Insulate Pipes or Faucets in Unheated Areas
If you have pipelines in an unheated garage or a crawl space under the house, wrap the water pipes before temperatures plummet. Hardware or building supply stores will have good pipe-wrapping materials available.
Seal off Access Doors, Air Vents & Cracks
Repair broken basement windows. Winter winds whistling through overlooked openings can quickly freeze exposed water pipes. But don't plug the air vents your furnace or water heater needs for good combustion.
Thawing Frozen Pipes
What if you wake up one day to find the pipes are frozen anyway? View the list of tips to follow if your pipes freeze.
Keep the Plumber's Telephone Number Handy
Write down your plumber's number now before you need it in an emergency. Make sure to keep it in an easy-to-find location.

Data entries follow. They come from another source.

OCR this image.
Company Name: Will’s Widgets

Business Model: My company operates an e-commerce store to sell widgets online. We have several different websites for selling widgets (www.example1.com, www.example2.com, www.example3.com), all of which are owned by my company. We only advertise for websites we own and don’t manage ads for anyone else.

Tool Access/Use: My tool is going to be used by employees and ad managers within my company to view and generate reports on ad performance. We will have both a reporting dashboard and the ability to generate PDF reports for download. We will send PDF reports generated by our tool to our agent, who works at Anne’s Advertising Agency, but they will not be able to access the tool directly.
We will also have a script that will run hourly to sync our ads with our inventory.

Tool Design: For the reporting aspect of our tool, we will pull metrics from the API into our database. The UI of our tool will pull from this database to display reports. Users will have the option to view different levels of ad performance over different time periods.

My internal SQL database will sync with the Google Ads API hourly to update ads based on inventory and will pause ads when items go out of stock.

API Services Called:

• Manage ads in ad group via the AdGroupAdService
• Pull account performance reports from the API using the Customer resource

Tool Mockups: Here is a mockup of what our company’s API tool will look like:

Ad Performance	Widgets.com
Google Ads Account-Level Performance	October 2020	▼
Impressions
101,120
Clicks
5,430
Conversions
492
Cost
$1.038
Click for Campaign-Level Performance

Take Care when Thawing Pipes
If you think you know where the freeze-up occurred and want to try thawing it yourself, do not, under any circumstances, use a torch with an open flame. The whole house could catch fire. Also, overheating a single spot can burst the pipe, and heating a soldered joint could allow it to leak or come completely apart.
Use a Hair Dryer
The easiest tool for thawing pipes is probably a hair dryer with a low-heat setting. Wave the warm air back and forth along the pipe; do not focus on one spot. If you don't have a hair dryer, you can wrap the frozen section with rags or towels and pour hot water over them. It's messy, but it works.
When Thawing, Prepare for Leaks
Even if it isn't leaking, the pipe may already be broken. The frozen water prevents the pipe from leaking. However, water can come gushing out when you thaw the pipe. Be ready to run for the master shutoff valve if necessary.